Cualquier trabajo, pero especialmente el primer trabajo, es un espacio de tanto aprendizaje como la propia universidad. Si esto se pierde de vista, se lastima al joven que pretende seguir creciendo y se disuade a toda una generación que, frustrados por no cumplir con las expectativas, deciden buscar otras vías de crecimiento.

Los actuales niveles de desempleo juvenil comprometen tanto a profesores como a empleadores. Creer que la crisis de confianza en la educación formal es una “vuelta” a los viejos tiempos en que las personas no necesitaban profesionalizarse para crecer económicamente es un craso error. No se trata de que los jóvenes ahora encuentren más prosperidad económica en la industria por fuera de la universidad, sino que no ven en la universidad la vía para entrar a la industria.

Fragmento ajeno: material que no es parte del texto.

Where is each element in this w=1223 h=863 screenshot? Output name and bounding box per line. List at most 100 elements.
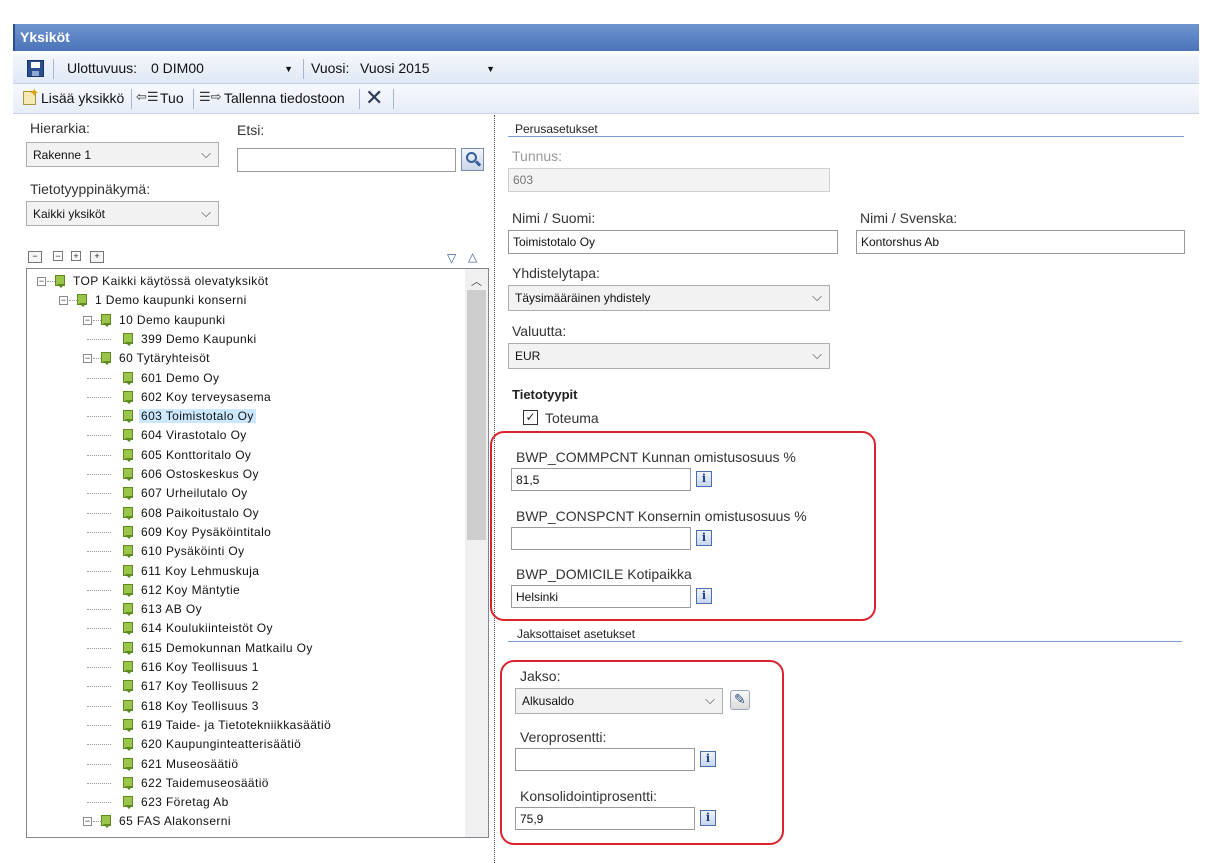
chevron-down-icon: ⌵ xyxy=(812,347,822,362)
commpcnt-field[interactable]: 81,5 xyxy=(511,468,691,491)
tree-item[interactable]: 618 Koy Teollisuus 3 xyxy=(27,697,465,716)
tree-item[interactable]: 602 Koy terveysasema xyxy=(27,388,465,407)
tree-item[interactable]: 615 Demokunnan Matkailu Oy xyxy=(27,639,465,658)
add-unit-label: Lisää yksikkö xyxy=(41,90,125,106)
tree-item[interactable]: 619 Taide- ja Tietotekniikkasäätiö xyxy=(27,716,465,735)
name-sv-field[interactable]: Kontorshus Ab xyxy=(856,230,1185,254)
currency-select[interactable]: EUR ⌵ xyxy=(508,343,830,369)
tree-item[interactable]: 622 Taidemuseosäätiö xyxy=(27,774,465,793)
year-label: Vuosi: xyxy=(311,60,350,76)
tree-item[interactable]: 621 Museosäätiö xyxy=(27,755,465,774)
chevron-up-icon[interactable]: ︿ xyxy=(471,273,482,289)
tree-item[interactable]: − TOP Kaikki käytössä olevatyksiköt xyxy=(27,272,465,291)
consolidation-pct-field[interactable]: 75,9 xyxy=(515,807,695,830)
tree-item-label: 612 Koy Mäntytie xyxy=(141,582,241,597)
info-icon[interactable]: i xyxy=(696,530,712,546)
unit-flag-icon xyxy=(123,603,135,617)
conspcnt-field[interactable] xyxy=(511,527,691,550)
tree-item[interactable]: 613 AB Oy xyxy=(27,600,465,619)
tree-item[interactable]: 607 Urheilutalo Oy xyxy=(27,484,465,503)
year-value: Vuosi 2015 xyxy=(360,60,430,76)
collapse-all-icon[interactable]: − xyxy=(28,251,42,263)
tree-item[interactable]: 601 Demo Oy xyxy=(27,369,465,388)
tree-scroll-thumb[interactable] xyxy=(467,290,486,540)
tree-item[interactable]: 611 Koy Lehmuskuja xyxy=(27,562,465,581)
tree-item[interactable]: 620 Kaupunginteatterisäätiö xyxy=(27,735,465,754)
year-select[interactable]: Vuosi 2015 ▼ xyxy=(356,58,499,80)
collapse-toggle-icon[interactable]: − xyxy=(37,277,46,286)
unit-flag-icon xyxy=(123,757,135,771)
move-down-icon[interactable]: ▽ xyxy=(447,251,456,265)
tree-item-label: 614 Koulukiinteistöt Oy xyxy=(141,621,273,636)
import-label: Tuo xyxy=(160,90,184,106)
unit-flag-icon xyxy=(101,815,113,829)
tree-item[interactable]: − 1 Demo kaupunki konserni xyxy=(27,291,465,310)
datatypes-title: Tietotyypit xyxy=(512,387,578,402)
collapse-icon[interactable]: − xyxy=(53,251,63,261)
chevron-down-icon: ⌵ xyxy=(812,289,822,304)
datatype-view-label: Tietotyyppinäkymä: xyxy=(30,181,151,197)
expand-all-icon[interactable]: + xyxy=(90,251,104,263)
tree-item[interactable]: − 10 Demo kaupunki xyxy=(27,311,465,330)
info-icon[interactable]: i xyxy=(696,588,712,604)
tree-item-label: 605 Konttoritalo Oy xyxy=(141,447,252,462)
expand-icon[interactable]: + xyxy=(71,251,81,261)
datatype-view-select[interactable]: Kaikki yksiköt ⌵ xyxy=(26,201,219,226)
tree-item[interactable]: 612 Koy Mäntytie xyxy=(27,581,465,600)
hierarchy-select[interactable]: Rakenne 1 ⌵ xyxy=(26,142,219,167)
name-sv-label: Nimi / Svenska: xyxy=(860,210,958,226)
tree-item-label: 602 Koy terveysasema xyxy=(141,389,272,404)
domicile-label: BWP_DOMICILE Kotipaikka xyxy=(516,566,692,582)
tree-item[interactable]: − 65 FAS Alakonserni xyxy=(27,812,465,831)
unit-flag-icon xyxy=(123,468,135,481)
collapse-toggle-icon[interactable]: − xyxy=(83,315,92,325)
period-select[interactable]: Alkusaldo ⌵ xyxy=(515,688,723,714)
tree-item[interactable]: 617 Koy Teollisuus 2 xyxy=(27,677,465,696)
save-icon[interactable] xyxy=(27,60,44,77)
tree-item[interactable]: 623 Företag Ab xyxy=(27,793,465,812)
tax-rate-field[interactable] xyxy=(515,748,695,771)
tree-item[interactable]: 610 Pysäköinti Oy xyxy=(27,542,465,561)
dimension-select[interactable]: 0 DIM00 ▼ xyxy=(147,58,297,80)
name-fi-field[interactable]: Toimistotalo Oy xyxy=(508,230,838,254)
tree-item[interactable]: 606 Ostoskeskus Oy xyxy=(27,465,465,484)
tree-item[interactable]: 608 Paikoitustalo Oy xyxy=(27,504,465,523)
tree-item-label: 615 Demokunnan Matkailu Oy xyxy=(141,640,313,655)
add-unit-button[interactable]: ✦ Lisää yksikkö xyxy=(21,88,125,109)
close-icon[interactable]: ✕ xyxy=(365,86,387,110)
actual-checkbox[interactable]: ✓ xyxy=(523,410,538,425)
unit-tree[interactable]: − TOP Kaikki käytössä olevatyksiköt −1 Dem… xyxy=(26,268,489,838)
collapse-toggle-icon[interactable]: − xyxy=(83,817,92,827)
chevron-down-icon: ⌵ xyxy=(201,205,211,220)
info-icon[interactable]: i xyxy=(696,471,712,487)
tree-item-label: 619 Taide- ja Tietotekniikkasäätiö xyxy=(141,717,332,732)
domicile-field[interactable]: Helsinki xyxy=(511,585,691,608)
collapse-toggle-icon[interactable]: − xyxy=(59,296,68,306)
section-divider xyxy=(508,641,1182,642)
tree-item[interactable]: 603 Toimistotalo Oy xyxy=(27,407,465,426)
collapse-toggle-icon[interactable]: − xyxy=(83,354,92,364)
search-input[interactable] xyxy=(237,148,456,172)
conspcnt-label: BWP_CONSPCNT Konsernin omistusosuus % xyxy=(516,508,807,524)
info-icon[interactable]: i xyxy=(700,810,716,826)
info-icon[interactable]: i xyxy=(700,751,716,767)
save-to-file-button[interactable]: ☰⇨ Tallenna tiedostoon xyxy=(199,89,353,109)
import-button[interactable]: ⇦☰ Tuo xyxy=(136,89,188,109)
unit-flag-icon xyxy=(123,680,135,694)
tree-item[interactable]: 609 Koy Pysäköintitalo xyxy=(27,523,465,542)
tree-item[interactable]: − 60 Tytäryhteisöt xyxy=(27,349,465,368)
tree-item[interactable]: 616 Koy Teollisuus 1 xyxy=(27,658,465,677)
consolidation-select[interactable]: Täysimääräinen yhdistely ⌵ xyxy=(508,285,830,311)
tree-item-label: 606 Ostoskeskus Oy xyxy=(141,467,259,481)
tree-item[interactable]: 605 Konttoritalo Oy xyxy=(27,446,465,465)
move-up-icon[interactable]: △ xyxy=(468,250,477,264)
datatype-view-value: Kaikki yksiköt xyxy=(33,207,106,221)
edit-period-button[interactable]: ✎ xyxy=(730,690,750,710)
search-button[interactable] xyxy=(461,148,484,171)
tree-item[interactable]: 399 Demo Kaupunki xyxy=(27,330,465,349)
tree-item-label: 608 Paikoitustalo Oy xyxy=(141,505,260,520)
tree-item[interactable]: 614 Koulukiinteistöt Oy xyxy=(27,619,465,638)
tree-item[interactable]: 604 Virastotalo Oy xyxy=(27,426,465,445)
unit-flag-icon xyxy=(123,718,135,732)
unit-flag-icon xyxy=(123,641,135,655)
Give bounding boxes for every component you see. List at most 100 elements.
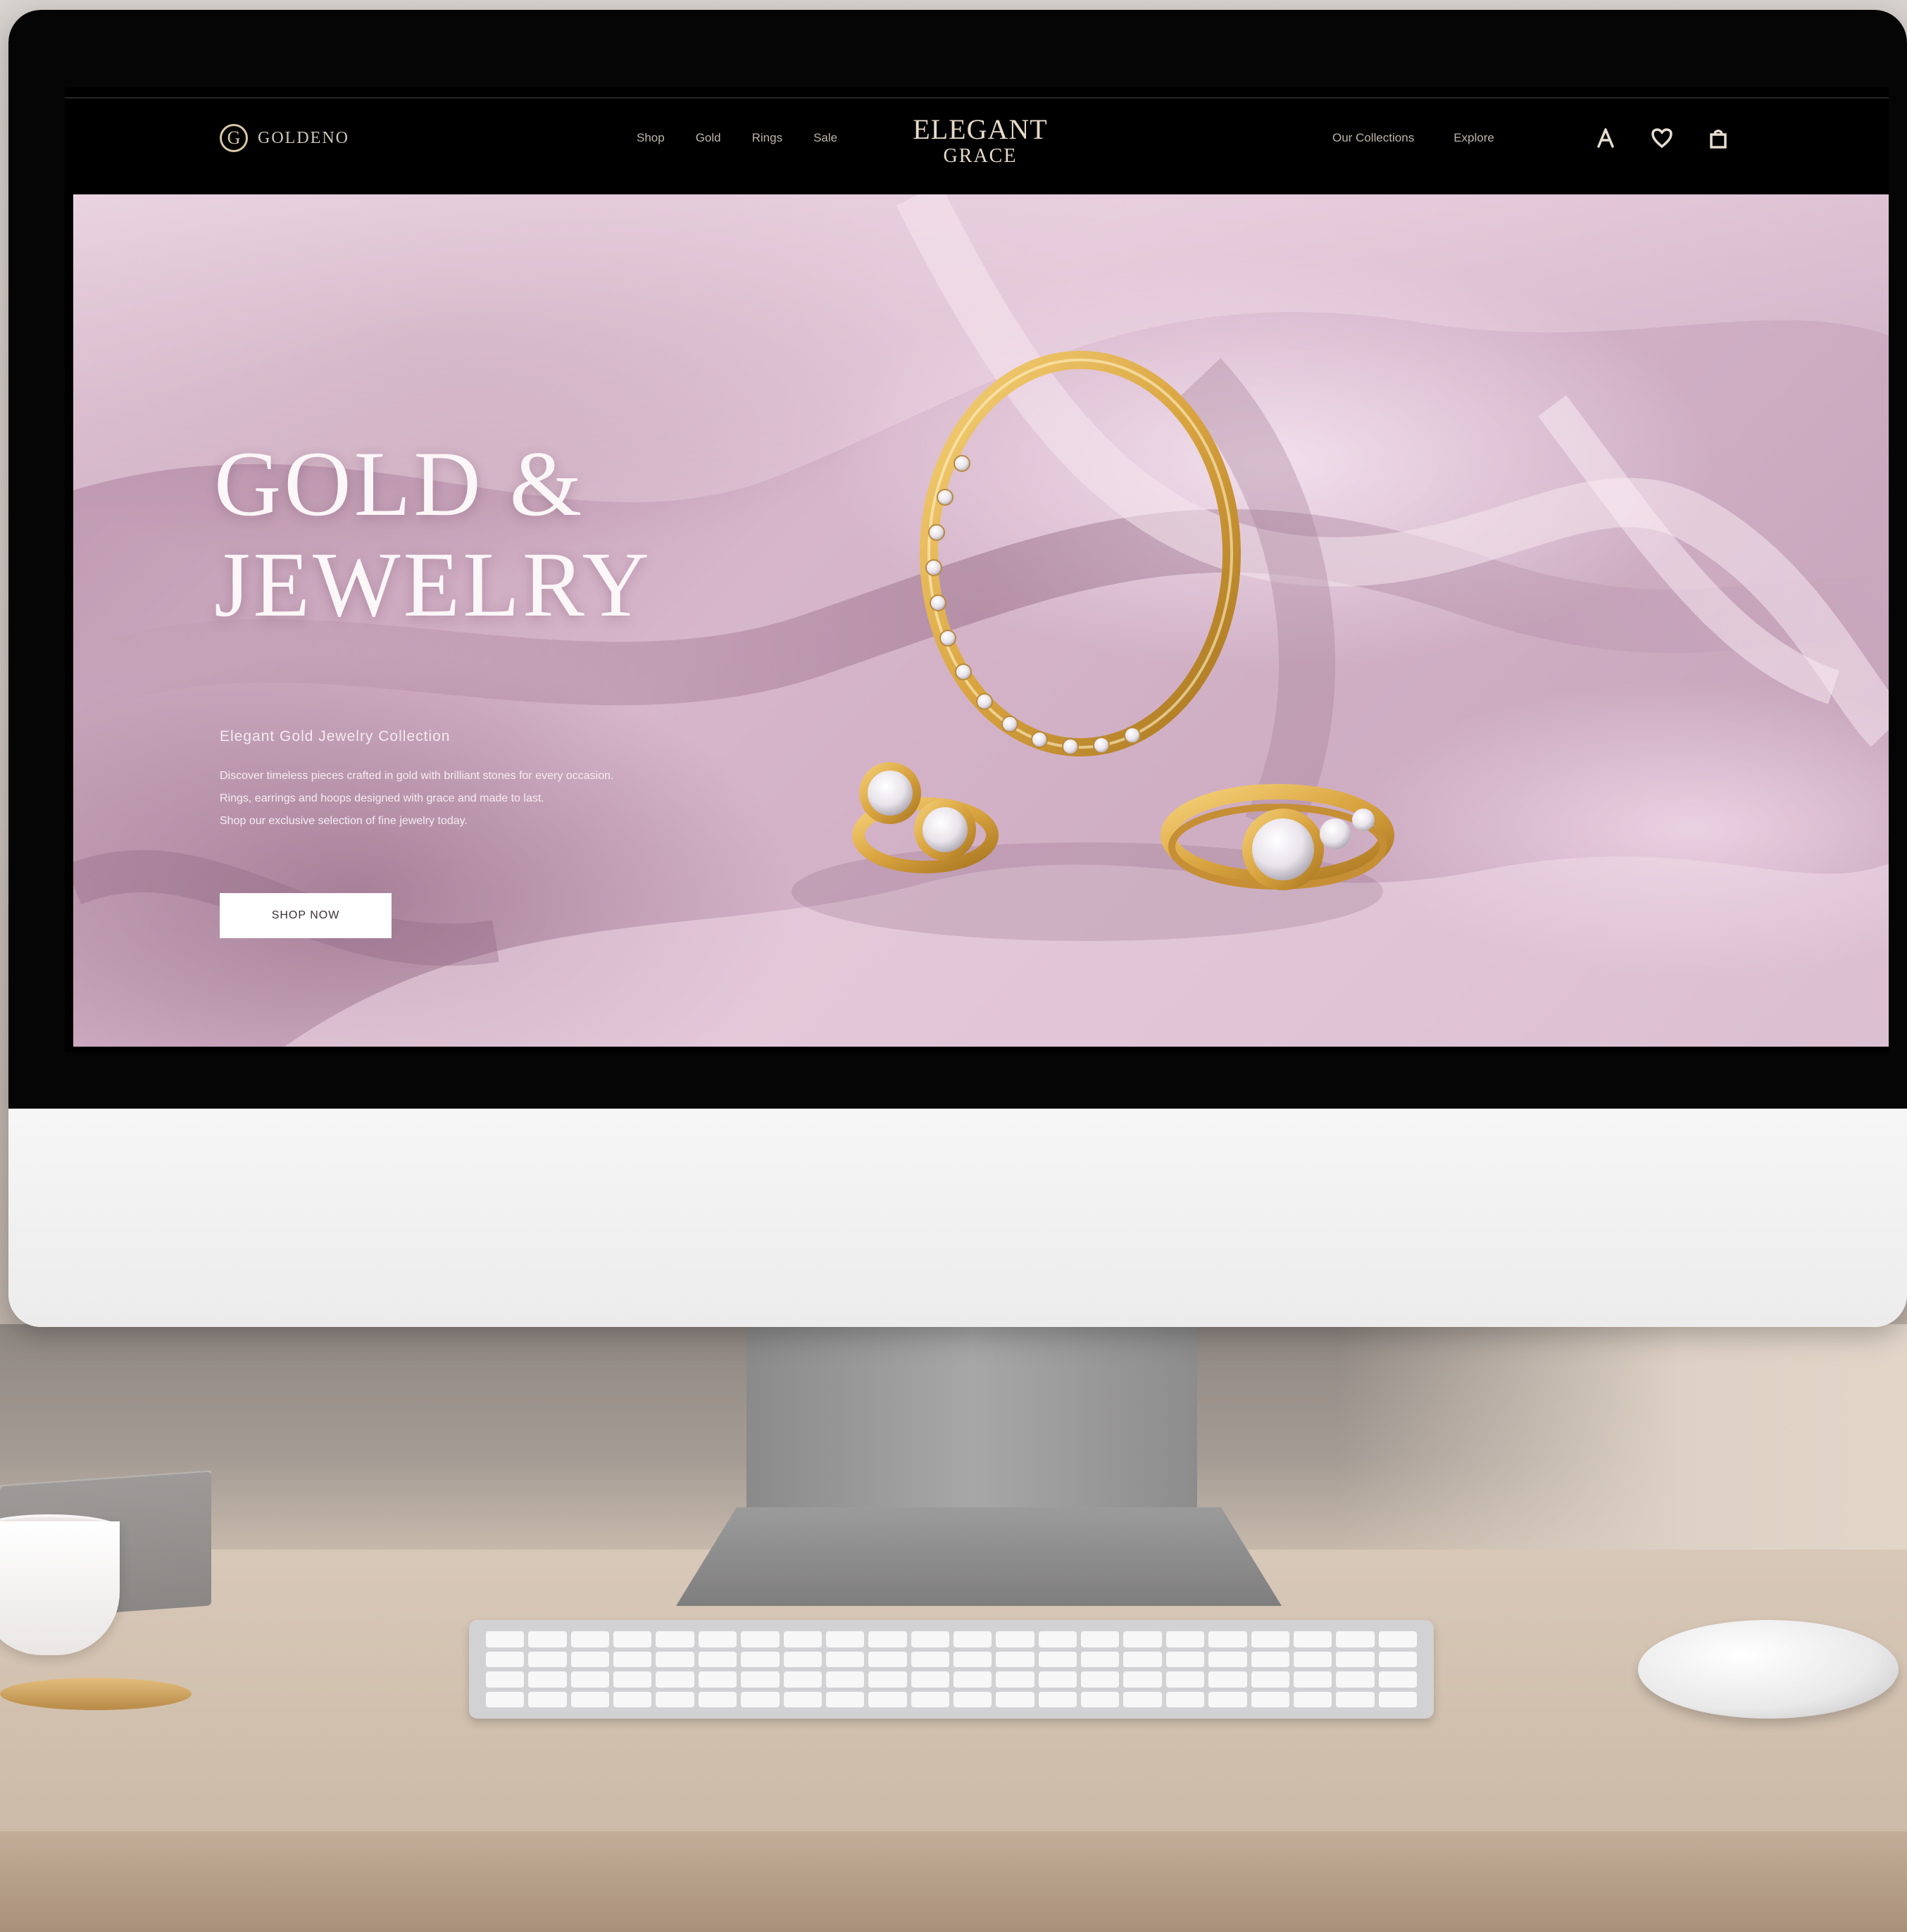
keyboard-key (1208, 1691, 1247, 1707)
keyboard-key (613, 1651, 652, 1667)
keyboard-key (1336, 1631, 1375, 1647)
keyboard-key (825, 1691, 865, 1707)
top-navigation: G GOLDENO Shop Gold Rings Sale ELEGANT G… (65, 87, 1889, 193)
keyboard-keys (486, 1631, 1417, 1707)
keyboard-key (528, 1671, 567, 1688)
keyboard-key (1038, 1671, 1077, 1688)
nav-link-rings[interactable]: Rings (752, 131, 782, 145)
keyboard-key (698, 1671, 737, 1688)
keyboard-key (911, 1651, 949, 1667)
nav-link-explore[interactable]: Explore (1453, 131, 1494, 145)
keyboard-key (698, 1651, 737, 1667)
keyboard-key (486, 1691, 525, 1707)
monitor-stand (746, 1327, 1197, 1538)
keyboard-key (656, 1671, 694, 1688)
shop-now-button[interactable]: SHOP NOW (220, 893, 392, 938)
keyboard-key (698, 1691, 737, 1707)
hero-title-line-2: JEWELRY (214, 532, 652, 636)
keyboard-key (1208, 1631, 1247, 1647)
bag-icon[interactable] (1706, 125, 1731, 151)
keyboard-key (1123, 1651, 1162, 1667)
keyboard-key (570, 1691, 610, 1707)
keyboard-key (486, 1631, 525, 1647)
keyboard-key (825, 1651, 865, 1667)
nav-links: Shop Gold Rings Sale (637, 131, 837, 145)
keyboard-key (996, 1671, 1034, 1688)
website-screen: G GOLDENO Shop Gold Rings Sale ELEGANT G… (65, 87, 1889, 1052)
keyboard-key (1165, 1651, 1205, 1667)
keyboard-key (953, 1691, 992, 1707)
keyboard-key (656, 1691, 694, 1707)
nav-right-links: Our Collections Explore (1332, 131, 1494, 145)
keyboard-key (1081, 1691, 1120, 1707)
keyboard-key (486, 1651, 525, 1667)
keyboard-key (1251, 1691, 1289, 1707)
heart-icon[interactable] (1649, 125, 1675, 151)
hero-description-line: Shop our exclusive selection of fine jew… (220, 815, 468, 827)
keyboard-key (1165, 1671, 1205, 1688)
keyboard-key (1123, 1631, 1162, 1647)
keyboard-key (868, 1651, 907, 1667)
hero-description: Discover timeless pieces crafted in gold… (220, 765, 727, 833)
keyboard-key (1378, 1691, 1417, 1707)
keyboard-key (741, 1691, 780, 1707)
hero-title-line-1: GOLD & (214, 432, 585, 535)
brand-mark-icon: G (220, 124, 248, 152)
keyboard-key (953, 1631, 992, 1647)
keyboard-key (1165, 1691, 1205, 1707)
brand-logo-left[interactable]: G GOLDENO (220, 124, 349, 152)
keyboard-key (1378, 1631, 1417, 1647)
keyboard-key (741, 1631, 780, 1647)
keyboard-key (528, 1691, 567, 1707)
keyboard-key (528, 1631, 567, 1647)
keyboard-key (741, 1671, 780, 1688)
monitor: G GOLDENO Shop Gold Rings Sale ELEGANT G… (8, 10, 1907, 1327)
keyboard-key (911, 1691, 949, 1707)
keyboard-key (783, 1671, 822, 1688)
keyboard-key (1336, 1691, 1375, 1707)
keyboard-key (1293, 1671, 1332, 1688)
keyboard-key (868, 1691, 907, 1707)
keyboard-key (996, 1631, 1034, 1647)
keyboard-key (1123, 1671, 1162, 1688)
keyboard-key (1081, 1651, 1120, 1667)
gold-coaster (0, 1678, 192, 1710)
keyboard-key (1208, 1651, 1247, 1667)
keyboard-key (1293, 1691, 1332, 1707)
desk-scene: G GOLDENO Shop Gold Rings Sale ELEGANT G… (0, 0, 1907, 1932)
nav-link-sale[interactable]: Sale (813, 131, 837, 145)
monitor-chin (8, 1109, 1907, 1327)
keyboard-key (825, 1671, 865, 1688)
keyboard-key (825, 1631, 865, 1647)
keyboard-key (1165, 1631, 1205, 1647)
keyboard-key (1293, 1631, 1332, 1647)
nav-link-collections[interactable]: Our Collections (1332, 131, 1414, 145)
site-logo[interactable]: ELEGANT GRACE (896, 116, 1065, 166)
nav-icons (1593, 125, 1731, 151)
hero-description-line: Discover timeless pieces crafted in gold… (220, 770, 614, 782)
keyboard-key (1251, 1631, 1289, 1647)
nav-divider (65, 97, 1889, 99)
nav-link-gold[interactable]: Gold (696, 131, 721, 145)
keyboard-key (953, 1671, 992, 1688)
keyboard-key (1378, 1651, 1417, 1667)
hero-description-line: Rings, earrings and hoops designed with … (220, 792, 544, 804)
user-icon[interactable] (1593, 125, 1618, 151)
keyboard-key (486, 1671, 525, 1688)
keyboard-key (613, 1631, 652, 1647)
keyboard (469, 1620, 1434, 1719)
desk-edge (0, 1831, 1907, 1932)
keyboard-key (1208, 1671, 1247, 1688)
keyboard-key (698, 1631, 737, 1647)
nav-link-shop[interactable]: Shop (637, 131, 665, 145)
keyboard-key (656, 1651, 694, 1667)
brand-name: GOLDENO (258, 128, 349, 147)
logo-line-1: ELEGANT (913, 113, 1048, 145)
keyboard-key (1081, 1631, 1120, 1647)
gold-jewelry-image (792, 351, 1394, 941)
hero-subtitle: Elegant Gold Jewelry Collection (220, 728, 451, 744)
keyboard-key (1378, 1671, 1417, 1688)
keyboard-key (1336, 1671, 1375, 1688)
keyboard-key (570, 1671, 610, 1688)
keyboard-key (953, 1651, 992, 1667)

Yo no creo que el problema se resuelva actualizando el currículo o que los estudiantes deban ser entrenados en las competencias “del mundo de hoy”. Bien preparados sí están; al menos, tanto como pueden estarlo (y más de lo han estado nunca en la historia). Más bien, debemos dirigir la atención a preguntarnos si los empleadores están preparados para la responsabilidad que implica recibir al talento joven.

Brindar el primer trabajo a alguien demanda un especial compromiso con su formación, su crecimiento personal e, incluso, con su proyecto de vida. Los empleadores deben abrazar abiertamente las pasantías y los programas de capacitación que permitan a los recién graduados adquirir experiencia y enfrentarse al mercado laboral con confianza y seguridad.

Todo esto es agotador en lo profesional y en lo personal, pero es la mejor inversión.

Sí, los trabajadores jóvenes son fugaces, poco les atrae la estabilidad y el crecimiento dentro de la empresa, son más distraídos, se frustran fácilmente, tienen pobre manejo del estrés y dan muchas cosas por descontado. Pero también son audaces, creativos y entusiastas. Son un constante desafío que impulsa el crecimiento de la empresa tanto cuanto ellos mismos crecen. Son lo que revitaliza a la empresa y, aunque no sean para siempre, son lo que nos permite tener fe en que mañana estaremos mejor que hoy.

A mis estudiantes y al equipo de brillantes jóvenes que me acompañan día a día.